In $\Delta ABC$,since $AD$ is the bisector of $\angle A$,it divides the side $BC$ such that:
$\frac{BD}{DC} = \frac{AB}{AC}$
By cross-multiplying the terms,we get:
$BD \times AC = DC \times AB$
Therefore,the correct option is $D$.

(B) $1$. In $\Delta ABC$ and $\Delta PQR$,if $\angle A = \angle P$ and $\angle C = \angle Q$,then by $AA$ similarity,$\Delta ABC \sim \Delta PRQ$. Thus,$(1-d)$.
$2$. In $\Delta ABC$ and $\Delta PQR$,if $\frac{AB}{QR} = \frac{BC}{PQ}$ and $\angle B = \angle Q$,then by $SAS$ similarity,$\Delta ABC \sim \Delta RQP$. Thus,$(2-a)$.
$3$. In $\Delta ABC$ and $\Delta PQR$,if $\frac{AB}{PQ} = \frac{BC}{PR} = \frac{CA}{QR}$,then by $SSS$ similarity,$\Delta ABC \sim \Delta PQR$. Thus,$(3-c)$.
$4$. In $\Delta ABC$ and $\Delta PQR$,if $\frac{AB}{PQ} = \frac{CA}{PR}$ and $\angle A = \angle P$,then by $SAS$ similarity,$\Delta ABC \sim \Delta QPR$. Thus,$(4-b)$.
Therefore,the correct matching is $(1-d), (2-a), (3-c), (4-b)$. Note: The provided options seem to have a slight mismatch in the sequence,but based on standard similarity criteria,the correct pairing is $(1-d), (2-a), (3-c), (4-b)$.

$(A)$ To determine the correct matching, we analyze the similarity criteria for triangles:
$1.$ Given $\frac{AB}{XY} = \frac{BC}{YZ}$ and $\angle B \cong \angle Y$. This satisfies the $SAS$ (Side-Angle-Side) similarity criterion.
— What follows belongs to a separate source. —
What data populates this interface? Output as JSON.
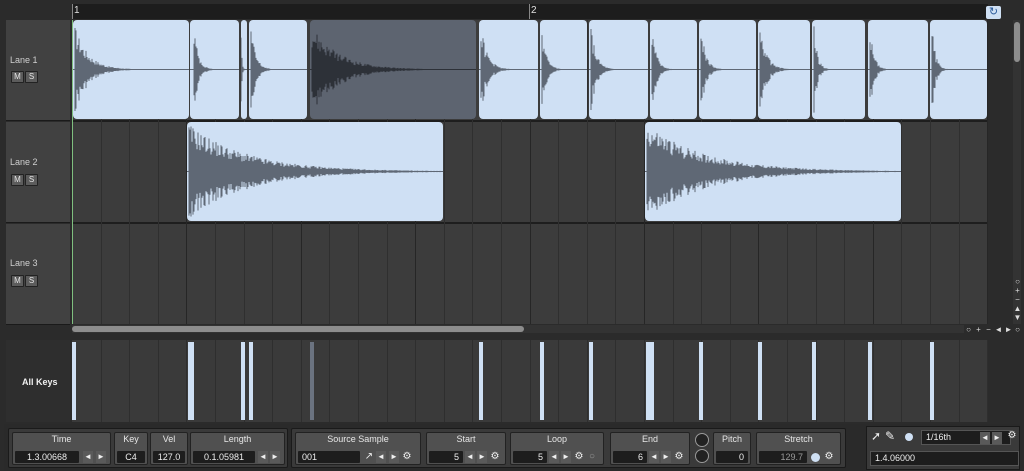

Thus, $1-b$.
$2.$ Given $\angle A \cong \angle X, \angle B \cong \angle Y$, and $\angle C \cong \angle Z$. This satisfies the $AAA$ (Angle-Angle-Angle) similarity criterion. Thus, $2-c$.
$3.$ Given $\frac{AB}{XY} = \frac{BC}{YZ} = \frac{CA}{ZX}$. This satisfies the $SSS$ (Side-Side-Side) similarity criterion. Since $SSS$ is not listed as an option in Part $II$, this corresponds to $d$ (None of the conditions apply).
Therefore, the correct matching is $1-b, 2-c, 3-d$.

(B) In $\Delta ABC$,$\angle B = 90^{\circ}$.
According to Pythagoras' theorem,in a right-angled triangle,the square of the hypotenuse is equal to the sum of the squares of the other two sides.
Here,the side opposite to $\angle B$ is $\overline{AC}$,which is the hypotenuse.
Therefore,$AC^{2} = AB^{2} + BC^{2}$.